When we move through a list or collection from start to end and then back again, we want to know how long it takes. This helps us understand how the work grows as the list gets bigger.

We ask: How does the time to go forward and backward change with the size of the list?

Analyze the time complexity of the following code snippet.

def traverse_forward_backward(arr):
    # Traverse forward
    for i in range(len(arr)):
        print(arr[i])
    # Traverse backward
    for i in range(len(arr) - 1, -1, -1):
        print(arr[i])

This code goes through the list from the first item to the last, then from the last item back to the first.

Identify the loops, recursion, array traversals that repeat.

• Primary operation: Two separate loops each visiting every item once.
• How many times: Each loop runs exactly n times, where n is the list size.

As the list grows, the total steps grow roughly twice as much because we go forward and backward.

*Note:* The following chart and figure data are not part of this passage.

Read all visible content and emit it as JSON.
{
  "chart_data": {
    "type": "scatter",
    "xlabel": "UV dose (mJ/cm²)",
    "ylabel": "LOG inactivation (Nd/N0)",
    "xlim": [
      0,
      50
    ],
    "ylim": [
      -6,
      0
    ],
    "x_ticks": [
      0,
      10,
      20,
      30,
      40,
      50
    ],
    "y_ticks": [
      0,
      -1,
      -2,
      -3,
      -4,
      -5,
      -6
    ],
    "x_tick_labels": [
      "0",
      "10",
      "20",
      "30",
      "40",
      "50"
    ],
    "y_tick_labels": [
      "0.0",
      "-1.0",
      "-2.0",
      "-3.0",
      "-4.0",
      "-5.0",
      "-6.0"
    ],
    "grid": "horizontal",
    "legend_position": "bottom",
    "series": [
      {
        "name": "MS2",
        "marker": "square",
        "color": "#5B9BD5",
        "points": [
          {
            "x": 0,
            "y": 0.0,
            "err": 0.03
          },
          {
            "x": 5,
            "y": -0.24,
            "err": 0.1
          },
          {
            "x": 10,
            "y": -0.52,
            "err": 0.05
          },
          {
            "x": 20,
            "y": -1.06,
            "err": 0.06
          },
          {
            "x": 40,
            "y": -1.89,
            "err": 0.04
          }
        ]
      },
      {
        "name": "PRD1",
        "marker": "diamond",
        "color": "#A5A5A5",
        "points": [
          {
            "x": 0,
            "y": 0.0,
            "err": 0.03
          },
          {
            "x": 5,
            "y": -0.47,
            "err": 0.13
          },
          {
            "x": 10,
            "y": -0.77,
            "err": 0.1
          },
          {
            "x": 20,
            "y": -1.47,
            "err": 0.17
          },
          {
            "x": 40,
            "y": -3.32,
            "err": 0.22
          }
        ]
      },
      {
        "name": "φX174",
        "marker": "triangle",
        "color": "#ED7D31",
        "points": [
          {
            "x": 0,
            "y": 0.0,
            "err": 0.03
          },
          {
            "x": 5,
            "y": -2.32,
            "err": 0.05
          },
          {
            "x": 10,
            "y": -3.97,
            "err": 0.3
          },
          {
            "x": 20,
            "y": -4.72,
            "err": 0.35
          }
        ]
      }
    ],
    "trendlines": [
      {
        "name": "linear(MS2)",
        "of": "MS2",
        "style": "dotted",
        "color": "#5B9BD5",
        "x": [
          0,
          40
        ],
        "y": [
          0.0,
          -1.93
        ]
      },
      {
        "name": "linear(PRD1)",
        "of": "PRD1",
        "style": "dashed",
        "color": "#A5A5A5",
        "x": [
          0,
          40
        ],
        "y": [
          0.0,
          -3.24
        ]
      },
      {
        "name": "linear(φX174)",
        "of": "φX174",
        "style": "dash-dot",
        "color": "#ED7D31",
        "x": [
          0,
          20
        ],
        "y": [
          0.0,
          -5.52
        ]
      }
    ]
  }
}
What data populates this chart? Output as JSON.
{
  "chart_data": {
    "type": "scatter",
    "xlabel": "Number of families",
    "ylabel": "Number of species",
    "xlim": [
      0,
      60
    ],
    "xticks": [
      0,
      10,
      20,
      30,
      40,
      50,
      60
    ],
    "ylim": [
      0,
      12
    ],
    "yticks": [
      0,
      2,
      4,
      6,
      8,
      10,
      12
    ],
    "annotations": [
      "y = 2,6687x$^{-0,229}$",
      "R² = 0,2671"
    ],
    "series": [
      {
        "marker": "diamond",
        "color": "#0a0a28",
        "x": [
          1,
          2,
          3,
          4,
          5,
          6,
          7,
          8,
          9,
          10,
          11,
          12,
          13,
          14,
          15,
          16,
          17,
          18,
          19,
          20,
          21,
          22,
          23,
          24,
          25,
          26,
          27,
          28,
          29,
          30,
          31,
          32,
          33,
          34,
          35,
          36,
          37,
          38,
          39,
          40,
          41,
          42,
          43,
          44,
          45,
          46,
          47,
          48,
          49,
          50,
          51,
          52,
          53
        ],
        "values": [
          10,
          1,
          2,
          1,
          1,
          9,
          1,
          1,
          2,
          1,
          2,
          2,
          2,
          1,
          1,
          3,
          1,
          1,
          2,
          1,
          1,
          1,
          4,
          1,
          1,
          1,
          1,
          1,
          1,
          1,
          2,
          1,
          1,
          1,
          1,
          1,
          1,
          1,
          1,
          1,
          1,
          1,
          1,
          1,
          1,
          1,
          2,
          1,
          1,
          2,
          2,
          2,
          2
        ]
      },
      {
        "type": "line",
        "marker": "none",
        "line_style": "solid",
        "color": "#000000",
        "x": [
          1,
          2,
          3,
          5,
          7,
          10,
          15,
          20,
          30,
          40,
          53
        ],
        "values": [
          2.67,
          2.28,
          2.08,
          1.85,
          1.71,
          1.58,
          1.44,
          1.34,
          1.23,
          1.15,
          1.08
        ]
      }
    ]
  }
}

Input Size (n)	Approx. Operations
10	20 (10 forward + 10 backward)
100	200 (100 forward + 100 backward)
1000	2000 (1000 forward + 1000 backward)

Pattern observation: The total steps grow linearly with the list size, doubling because of two passes.

Time Complexity: O(n)

This means the time to complete the forward and backward traversal grows in a straight line with the size of the list.

[X] Wrong: "Because there are two loops, the time complexity is O(n²)."

[OK] Correct: The loops run one after another, not inside each other, so their times add up, not multiply.

Understanding how multiple passes over data add up helps you explain your code clearly and shows you know how to judge efficiency in real tasks.

"What if we combined the forward and backward traversal into a single loop that prints two items per step? How would the time complexity change?"